Overall, Windows Me ran a tad slower than its predecessors on our PC WorldBench 2000 business applications suite--probably due to the housekeeping tasks the PC Health features handle. But the difference is so tiny--less than 5 percent in our tests on a group of 21 desktops and five notebooks--that most users won't detect a slowdown in typical business applications.

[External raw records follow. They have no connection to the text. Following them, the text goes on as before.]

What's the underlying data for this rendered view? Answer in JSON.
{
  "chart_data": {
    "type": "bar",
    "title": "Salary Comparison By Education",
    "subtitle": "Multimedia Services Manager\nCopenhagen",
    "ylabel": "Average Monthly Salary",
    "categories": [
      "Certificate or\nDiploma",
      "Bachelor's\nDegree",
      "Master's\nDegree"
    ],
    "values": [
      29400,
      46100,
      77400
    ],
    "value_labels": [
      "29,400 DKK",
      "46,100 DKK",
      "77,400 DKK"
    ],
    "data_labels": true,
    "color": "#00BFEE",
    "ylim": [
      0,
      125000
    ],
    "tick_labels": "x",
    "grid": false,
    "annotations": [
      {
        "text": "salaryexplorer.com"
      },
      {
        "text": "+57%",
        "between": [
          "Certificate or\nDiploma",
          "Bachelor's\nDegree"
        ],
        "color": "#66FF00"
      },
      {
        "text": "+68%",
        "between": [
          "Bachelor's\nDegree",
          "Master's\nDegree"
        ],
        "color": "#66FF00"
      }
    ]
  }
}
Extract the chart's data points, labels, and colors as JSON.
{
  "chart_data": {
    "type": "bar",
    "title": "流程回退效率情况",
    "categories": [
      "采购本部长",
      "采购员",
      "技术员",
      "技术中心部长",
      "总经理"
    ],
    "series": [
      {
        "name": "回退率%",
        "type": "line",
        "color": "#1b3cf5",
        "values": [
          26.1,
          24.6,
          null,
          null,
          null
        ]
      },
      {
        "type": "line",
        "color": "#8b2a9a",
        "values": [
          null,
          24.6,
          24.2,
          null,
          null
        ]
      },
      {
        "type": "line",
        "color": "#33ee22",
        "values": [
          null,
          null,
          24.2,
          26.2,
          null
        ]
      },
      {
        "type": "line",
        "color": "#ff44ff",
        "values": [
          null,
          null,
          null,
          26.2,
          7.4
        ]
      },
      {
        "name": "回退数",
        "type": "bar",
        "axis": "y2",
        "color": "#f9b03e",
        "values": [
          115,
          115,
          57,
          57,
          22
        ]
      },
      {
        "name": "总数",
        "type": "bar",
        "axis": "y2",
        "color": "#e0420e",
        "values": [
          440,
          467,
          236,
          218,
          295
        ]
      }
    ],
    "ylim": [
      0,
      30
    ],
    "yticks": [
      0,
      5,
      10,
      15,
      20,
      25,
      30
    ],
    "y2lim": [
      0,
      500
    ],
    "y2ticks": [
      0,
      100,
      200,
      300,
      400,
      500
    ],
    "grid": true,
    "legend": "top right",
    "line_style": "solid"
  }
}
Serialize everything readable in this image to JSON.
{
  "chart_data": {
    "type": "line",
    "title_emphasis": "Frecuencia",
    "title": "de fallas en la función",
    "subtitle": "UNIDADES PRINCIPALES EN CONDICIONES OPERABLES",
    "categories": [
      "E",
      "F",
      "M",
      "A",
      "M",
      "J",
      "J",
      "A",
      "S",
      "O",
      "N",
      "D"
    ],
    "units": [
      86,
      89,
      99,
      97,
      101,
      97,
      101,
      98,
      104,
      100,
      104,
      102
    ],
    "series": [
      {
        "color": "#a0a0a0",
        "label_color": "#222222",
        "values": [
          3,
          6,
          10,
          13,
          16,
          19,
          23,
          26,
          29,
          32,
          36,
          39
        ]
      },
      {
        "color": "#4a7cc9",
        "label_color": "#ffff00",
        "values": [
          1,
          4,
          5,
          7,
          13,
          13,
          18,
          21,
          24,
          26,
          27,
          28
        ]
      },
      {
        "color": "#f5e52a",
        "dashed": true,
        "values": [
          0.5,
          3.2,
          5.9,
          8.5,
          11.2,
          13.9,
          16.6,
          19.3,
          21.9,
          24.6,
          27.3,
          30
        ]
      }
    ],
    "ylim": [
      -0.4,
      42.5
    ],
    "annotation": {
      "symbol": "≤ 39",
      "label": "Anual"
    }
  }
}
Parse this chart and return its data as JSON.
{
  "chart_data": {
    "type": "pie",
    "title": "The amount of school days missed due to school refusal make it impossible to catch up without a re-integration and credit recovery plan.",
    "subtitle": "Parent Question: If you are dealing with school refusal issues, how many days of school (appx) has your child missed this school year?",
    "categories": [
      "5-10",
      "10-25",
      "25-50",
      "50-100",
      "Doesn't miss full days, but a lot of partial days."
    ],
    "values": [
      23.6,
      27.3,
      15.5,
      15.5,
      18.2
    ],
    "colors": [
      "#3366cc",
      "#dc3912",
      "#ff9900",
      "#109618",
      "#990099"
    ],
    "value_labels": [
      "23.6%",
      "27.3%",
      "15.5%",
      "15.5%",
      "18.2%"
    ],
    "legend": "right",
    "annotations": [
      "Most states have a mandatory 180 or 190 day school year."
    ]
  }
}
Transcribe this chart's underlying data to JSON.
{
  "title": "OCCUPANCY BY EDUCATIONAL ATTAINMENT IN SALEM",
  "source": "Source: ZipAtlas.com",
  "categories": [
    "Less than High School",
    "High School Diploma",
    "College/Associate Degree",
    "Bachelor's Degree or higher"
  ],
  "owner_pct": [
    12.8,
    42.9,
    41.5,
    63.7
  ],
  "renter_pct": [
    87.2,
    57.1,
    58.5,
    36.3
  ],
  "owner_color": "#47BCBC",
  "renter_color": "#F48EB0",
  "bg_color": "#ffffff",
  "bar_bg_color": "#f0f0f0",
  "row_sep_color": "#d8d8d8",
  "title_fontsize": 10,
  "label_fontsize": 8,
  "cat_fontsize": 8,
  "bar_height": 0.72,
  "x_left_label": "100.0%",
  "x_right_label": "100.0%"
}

Microsoft says that your PC needs at least a 150-MHz Pentium CPU to run Win Me--and the company means it. Try installing the OS on a slower machine, and you'll get a polite error message saying, "Sorry, but you need a faster processor--and by the way, click OK to exit Setup." I overrode the 150-MHz limitation on my ancient Pentium-75 laptop (using the command setup /nm) just to see whether the OS would run at all. The installation dragged on for nearly two hours, but afterward Windows Me appeared to run just as well as Windows 98--which is to say, extremely slowly. I couldn't do much with the computer anyway: Windows Me's default installation gobbled up 657MB of my laptop's undernourished 774MB drive. I probably could have gained some breathing room by disabling or uninstalling individual features, but I chose to back out of Me instead. Fortunately, the uninstall routine returned me to Windows 98 without mishap.
Even if your PC meets Microsoft's system requirements (which include 32MB of RAM, 320MB of free disk space, and an Internet connection), you may want to think twice before upgrading. Most of the good stuff is available for downloading into a Win 9x environment. And in jumping to Me, you forfeit some compatibility--mainly with older DOS programs and drivers. A read-me file on the installation CD-ROM says Adaptec's GoBack, NAI's PGP Desktop Security, and some antivirus utilities may prevent Win Me from installing; you'll have to disable them first.